17

Desbordantes de entusiasmo, llegamos temprano ante el gigantesco pilón del templo de Edfú. Desde una gran distancia, nos había llamado la atención por sus dimensiones colosales. Sin embargo, este prodigioso edificio, el mejor conservado de todos los que habíamos visto hasta entonces, estaba en gran parte enterrado bajo la arena. Las torres sagradas se alzaban a una altura de setenta y cinco pies por encima de nuestras cabezas y se hundían hasta una profundidad de por lo menos cuarenta pies suplementarios bajo la superficie del suelo.

El gran templo del dios Horus, el protector directo del faraón, se había convertido en una especie de aldea piojosa en la cual se habían instalado unos fellahs y sus familias, ignorando el lugar santo que profanaban con su presencia. Vivían encima del tejado del templo que mancillaban sin remordimiento. Para llegar allí, tuvimos que avanzar entre unas chozas antes de llegar a un tramo de peldaños toscamente tallados. Me imaginaba la inmensa explanada oculta bajo aquel montón de escombros, el gran patio que precedía a la sala de columnas, las amplias habitaciones adornadas con relieves y textos, la mayoría de los cuales seguían siendo inaccesibles para mí. Por todas partes, un hormigueo de seres humanos que vivían entre aves de corral, vacas, perros, burros y en medio de una miseria superabundante. Caminábamos sobre unos residuos inmundos y tuvimos que desalojar a unos indígenas que dormían en cornisas o en tambores de capiteles, con la espalda arrellanada contra el rostro de la diosa Hathor o el del dios Horus. La gente fumaba, comía, bebía sin preocuparse por las divinidades.

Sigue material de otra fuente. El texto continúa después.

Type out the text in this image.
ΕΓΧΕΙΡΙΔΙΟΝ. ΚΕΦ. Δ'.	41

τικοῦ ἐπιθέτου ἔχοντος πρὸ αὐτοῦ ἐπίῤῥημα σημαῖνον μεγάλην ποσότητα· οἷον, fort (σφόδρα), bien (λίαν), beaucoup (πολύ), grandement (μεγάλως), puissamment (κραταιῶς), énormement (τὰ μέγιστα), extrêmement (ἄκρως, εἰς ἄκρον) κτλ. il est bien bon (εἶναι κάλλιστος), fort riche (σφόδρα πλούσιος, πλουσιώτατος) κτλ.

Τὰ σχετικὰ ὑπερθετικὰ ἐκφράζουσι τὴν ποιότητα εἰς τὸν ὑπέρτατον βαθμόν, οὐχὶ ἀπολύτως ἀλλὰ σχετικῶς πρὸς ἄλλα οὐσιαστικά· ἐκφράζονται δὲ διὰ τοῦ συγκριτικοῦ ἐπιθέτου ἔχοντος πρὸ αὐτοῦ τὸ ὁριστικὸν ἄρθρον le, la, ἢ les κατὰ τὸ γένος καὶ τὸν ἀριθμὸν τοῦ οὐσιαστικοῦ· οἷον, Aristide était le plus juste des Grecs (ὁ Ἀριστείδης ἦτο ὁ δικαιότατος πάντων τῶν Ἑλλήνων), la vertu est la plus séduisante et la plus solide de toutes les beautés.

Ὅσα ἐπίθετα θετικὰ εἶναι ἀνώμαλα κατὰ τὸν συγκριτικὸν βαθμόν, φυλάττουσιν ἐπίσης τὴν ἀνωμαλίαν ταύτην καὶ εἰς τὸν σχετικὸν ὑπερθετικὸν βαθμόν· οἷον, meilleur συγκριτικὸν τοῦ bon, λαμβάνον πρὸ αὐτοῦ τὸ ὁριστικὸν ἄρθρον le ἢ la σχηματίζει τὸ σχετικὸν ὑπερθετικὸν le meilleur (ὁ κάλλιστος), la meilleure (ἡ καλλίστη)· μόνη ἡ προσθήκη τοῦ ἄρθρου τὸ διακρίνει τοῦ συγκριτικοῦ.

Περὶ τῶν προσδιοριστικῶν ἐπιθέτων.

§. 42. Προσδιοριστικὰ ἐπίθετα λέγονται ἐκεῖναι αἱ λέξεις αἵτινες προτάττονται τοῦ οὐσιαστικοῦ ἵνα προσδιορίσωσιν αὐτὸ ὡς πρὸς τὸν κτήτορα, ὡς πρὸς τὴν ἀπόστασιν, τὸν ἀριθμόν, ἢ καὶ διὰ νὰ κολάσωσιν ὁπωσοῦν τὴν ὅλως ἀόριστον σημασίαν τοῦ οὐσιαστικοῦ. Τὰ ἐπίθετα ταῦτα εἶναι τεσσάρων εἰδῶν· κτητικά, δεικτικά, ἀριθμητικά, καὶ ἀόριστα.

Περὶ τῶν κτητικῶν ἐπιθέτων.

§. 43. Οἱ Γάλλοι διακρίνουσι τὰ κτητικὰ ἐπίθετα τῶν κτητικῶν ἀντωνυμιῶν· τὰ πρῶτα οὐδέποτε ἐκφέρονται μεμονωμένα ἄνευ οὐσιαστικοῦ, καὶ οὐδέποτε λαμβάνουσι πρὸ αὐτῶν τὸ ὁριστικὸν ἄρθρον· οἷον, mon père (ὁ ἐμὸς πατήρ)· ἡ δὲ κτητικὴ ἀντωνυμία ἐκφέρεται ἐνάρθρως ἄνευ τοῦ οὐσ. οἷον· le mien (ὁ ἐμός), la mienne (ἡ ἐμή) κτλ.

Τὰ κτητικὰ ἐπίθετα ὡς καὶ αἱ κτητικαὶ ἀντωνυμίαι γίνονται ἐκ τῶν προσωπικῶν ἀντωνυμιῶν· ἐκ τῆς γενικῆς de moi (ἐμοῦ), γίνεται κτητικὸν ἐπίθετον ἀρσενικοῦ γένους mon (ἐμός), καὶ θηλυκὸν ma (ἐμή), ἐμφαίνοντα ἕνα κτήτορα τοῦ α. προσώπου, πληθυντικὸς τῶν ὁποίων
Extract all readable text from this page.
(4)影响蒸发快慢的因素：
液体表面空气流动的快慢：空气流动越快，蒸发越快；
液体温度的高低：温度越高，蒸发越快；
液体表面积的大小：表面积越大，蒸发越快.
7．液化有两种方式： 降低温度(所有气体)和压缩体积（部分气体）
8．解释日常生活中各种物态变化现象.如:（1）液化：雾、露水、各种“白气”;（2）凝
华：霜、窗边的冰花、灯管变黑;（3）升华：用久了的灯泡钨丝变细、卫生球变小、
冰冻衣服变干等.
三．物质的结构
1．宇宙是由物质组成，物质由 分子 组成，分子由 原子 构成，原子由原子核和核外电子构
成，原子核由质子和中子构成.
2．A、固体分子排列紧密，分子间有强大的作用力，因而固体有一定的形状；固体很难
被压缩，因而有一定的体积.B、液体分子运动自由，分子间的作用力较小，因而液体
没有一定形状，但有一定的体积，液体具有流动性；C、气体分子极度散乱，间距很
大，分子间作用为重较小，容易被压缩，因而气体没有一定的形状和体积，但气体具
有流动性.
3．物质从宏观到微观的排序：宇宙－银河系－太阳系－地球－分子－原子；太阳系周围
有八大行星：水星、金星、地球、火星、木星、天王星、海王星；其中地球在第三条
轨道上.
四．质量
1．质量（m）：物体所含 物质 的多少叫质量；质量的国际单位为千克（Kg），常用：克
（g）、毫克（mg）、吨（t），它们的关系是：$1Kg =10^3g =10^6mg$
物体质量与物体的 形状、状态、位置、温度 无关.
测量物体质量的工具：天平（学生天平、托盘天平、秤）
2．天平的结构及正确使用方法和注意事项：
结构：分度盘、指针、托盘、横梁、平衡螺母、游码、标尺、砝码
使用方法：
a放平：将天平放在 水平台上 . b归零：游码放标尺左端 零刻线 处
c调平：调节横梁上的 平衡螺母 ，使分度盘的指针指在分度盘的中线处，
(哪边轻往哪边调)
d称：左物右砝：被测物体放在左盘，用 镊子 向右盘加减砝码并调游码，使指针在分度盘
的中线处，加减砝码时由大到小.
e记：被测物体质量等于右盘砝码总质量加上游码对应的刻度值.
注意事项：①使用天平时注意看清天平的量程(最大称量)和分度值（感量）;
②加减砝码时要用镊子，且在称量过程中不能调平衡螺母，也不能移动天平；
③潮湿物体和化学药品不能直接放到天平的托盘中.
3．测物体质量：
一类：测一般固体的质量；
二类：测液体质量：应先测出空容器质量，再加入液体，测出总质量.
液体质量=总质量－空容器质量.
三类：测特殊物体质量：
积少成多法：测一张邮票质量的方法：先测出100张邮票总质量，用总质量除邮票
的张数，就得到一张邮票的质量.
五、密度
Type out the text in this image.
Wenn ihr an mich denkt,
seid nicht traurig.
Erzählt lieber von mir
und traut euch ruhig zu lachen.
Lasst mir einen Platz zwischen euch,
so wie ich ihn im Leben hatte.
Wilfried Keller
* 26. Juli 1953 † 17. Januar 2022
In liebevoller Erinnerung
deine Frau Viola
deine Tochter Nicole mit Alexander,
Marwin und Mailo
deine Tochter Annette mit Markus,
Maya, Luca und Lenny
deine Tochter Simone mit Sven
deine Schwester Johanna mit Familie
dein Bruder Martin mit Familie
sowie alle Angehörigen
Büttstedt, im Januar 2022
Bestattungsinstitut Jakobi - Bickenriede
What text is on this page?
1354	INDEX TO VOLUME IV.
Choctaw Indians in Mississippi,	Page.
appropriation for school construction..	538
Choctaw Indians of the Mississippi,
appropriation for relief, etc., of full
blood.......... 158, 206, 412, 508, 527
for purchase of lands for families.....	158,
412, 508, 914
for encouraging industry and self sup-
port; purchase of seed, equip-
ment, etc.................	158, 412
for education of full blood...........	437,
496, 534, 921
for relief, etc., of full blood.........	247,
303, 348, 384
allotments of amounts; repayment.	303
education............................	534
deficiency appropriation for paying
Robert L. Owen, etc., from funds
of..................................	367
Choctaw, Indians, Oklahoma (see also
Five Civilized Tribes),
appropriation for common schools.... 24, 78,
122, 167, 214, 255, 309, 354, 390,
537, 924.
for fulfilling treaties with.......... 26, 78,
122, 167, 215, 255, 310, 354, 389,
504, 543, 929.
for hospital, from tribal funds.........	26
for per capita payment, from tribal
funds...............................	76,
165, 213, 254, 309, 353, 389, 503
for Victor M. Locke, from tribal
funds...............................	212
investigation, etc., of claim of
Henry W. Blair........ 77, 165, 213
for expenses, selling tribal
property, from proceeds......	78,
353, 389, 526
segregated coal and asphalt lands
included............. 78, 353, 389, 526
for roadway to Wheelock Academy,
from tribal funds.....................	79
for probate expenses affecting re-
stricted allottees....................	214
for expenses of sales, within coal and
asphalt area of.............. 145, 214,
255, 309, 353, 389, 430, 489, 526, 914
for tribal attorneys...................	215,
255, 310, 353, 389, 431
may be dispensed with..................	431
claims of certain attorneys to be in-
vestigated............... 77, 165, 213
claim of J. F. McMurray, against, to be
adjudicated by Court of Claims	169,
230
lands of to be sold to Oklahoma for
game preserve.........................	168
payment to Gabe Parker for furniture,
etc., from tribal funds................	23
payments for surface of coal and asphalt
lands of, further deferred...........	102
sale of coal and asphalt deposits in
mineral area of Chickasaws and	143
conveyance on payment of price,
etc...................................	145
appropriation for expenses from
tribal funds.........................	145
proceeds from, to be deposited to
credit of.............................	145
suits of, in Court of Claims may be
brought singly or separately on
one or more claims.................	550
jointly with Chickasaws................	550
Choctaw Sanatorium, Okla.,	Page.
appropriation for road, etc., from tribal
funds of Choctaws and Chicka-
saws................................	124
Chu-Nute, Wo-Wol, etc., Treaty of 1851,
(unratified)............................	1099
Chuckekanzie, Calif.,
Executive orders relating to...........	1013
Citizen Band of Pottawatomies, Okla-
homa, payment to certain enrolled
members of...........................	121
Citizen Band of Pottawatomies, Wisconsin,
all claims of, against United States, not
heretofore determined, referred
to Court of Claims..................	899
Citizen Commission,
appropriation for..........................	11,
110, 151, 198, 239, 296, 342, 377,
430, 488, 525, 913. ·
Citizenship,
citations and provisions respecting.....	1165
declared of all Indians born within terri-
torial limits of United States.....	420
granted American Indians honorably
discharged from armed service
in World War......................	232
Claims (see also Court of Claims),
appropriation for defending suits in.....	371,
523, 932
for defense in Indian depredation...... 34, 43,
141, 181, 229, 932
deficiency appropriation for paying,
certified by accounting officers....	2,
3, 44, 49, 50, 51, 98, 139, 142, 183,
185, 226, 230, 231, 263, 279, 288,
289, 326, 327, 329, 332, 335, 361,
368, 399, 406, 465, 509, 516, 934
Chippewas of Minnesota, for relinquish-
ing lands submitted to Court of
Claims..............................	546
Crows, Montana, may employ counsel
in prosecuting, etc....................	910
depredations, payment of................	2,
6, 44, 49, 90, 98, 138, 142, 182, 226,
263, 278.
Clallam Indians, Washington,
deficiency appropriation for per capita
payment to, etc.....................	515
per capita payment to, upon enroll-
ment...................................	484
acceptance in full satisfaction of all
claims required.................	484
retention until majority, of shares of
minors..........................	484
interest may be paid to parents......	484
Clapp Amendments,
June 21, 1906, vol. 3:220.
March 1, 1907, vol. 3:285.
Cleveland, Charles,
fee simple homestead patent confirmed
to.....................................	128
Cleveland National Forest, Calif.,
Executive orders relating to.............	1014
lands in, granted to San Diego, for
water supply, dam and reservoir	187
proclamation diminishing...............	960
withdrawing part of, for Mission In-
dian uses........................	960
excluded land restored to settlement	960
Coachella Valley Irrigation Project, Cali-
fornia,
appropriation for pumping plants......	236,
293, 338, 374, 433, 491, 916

Aquel templo era un resumen del universo y una suma de las ciencias practicadas por los antiguos. Astrología, botánica, medicina, magia, mineralogía, alquimia, geografía eran enseñadas en estos lugares con los cuales soñaba que algún día fueran devueltos a la luz.

Al entrar en las habitaciones acondicionadas en el interior del pilón, Néstor l’Hote soltó una exclamación. Acababa de identificar el cuerpo de guardia utilizado por un centenar de veteranos en la expedición a Egipto. Olvidados allí después de la convención de El-Arish, se refugiaron en los pueblos de los alrededores, pero volvieron a aquel campamento en cuyos muros grabaron sus nombres, las fechas de los fallecimientos, dibujaron unos molinos de viento de tejados puntiagudos, que les recordaban un rincón de Francia. Los últimos de aquellos valientes se habían convertido en mamelucos, tomando el hábito de aquellos contra quienes habían luchado.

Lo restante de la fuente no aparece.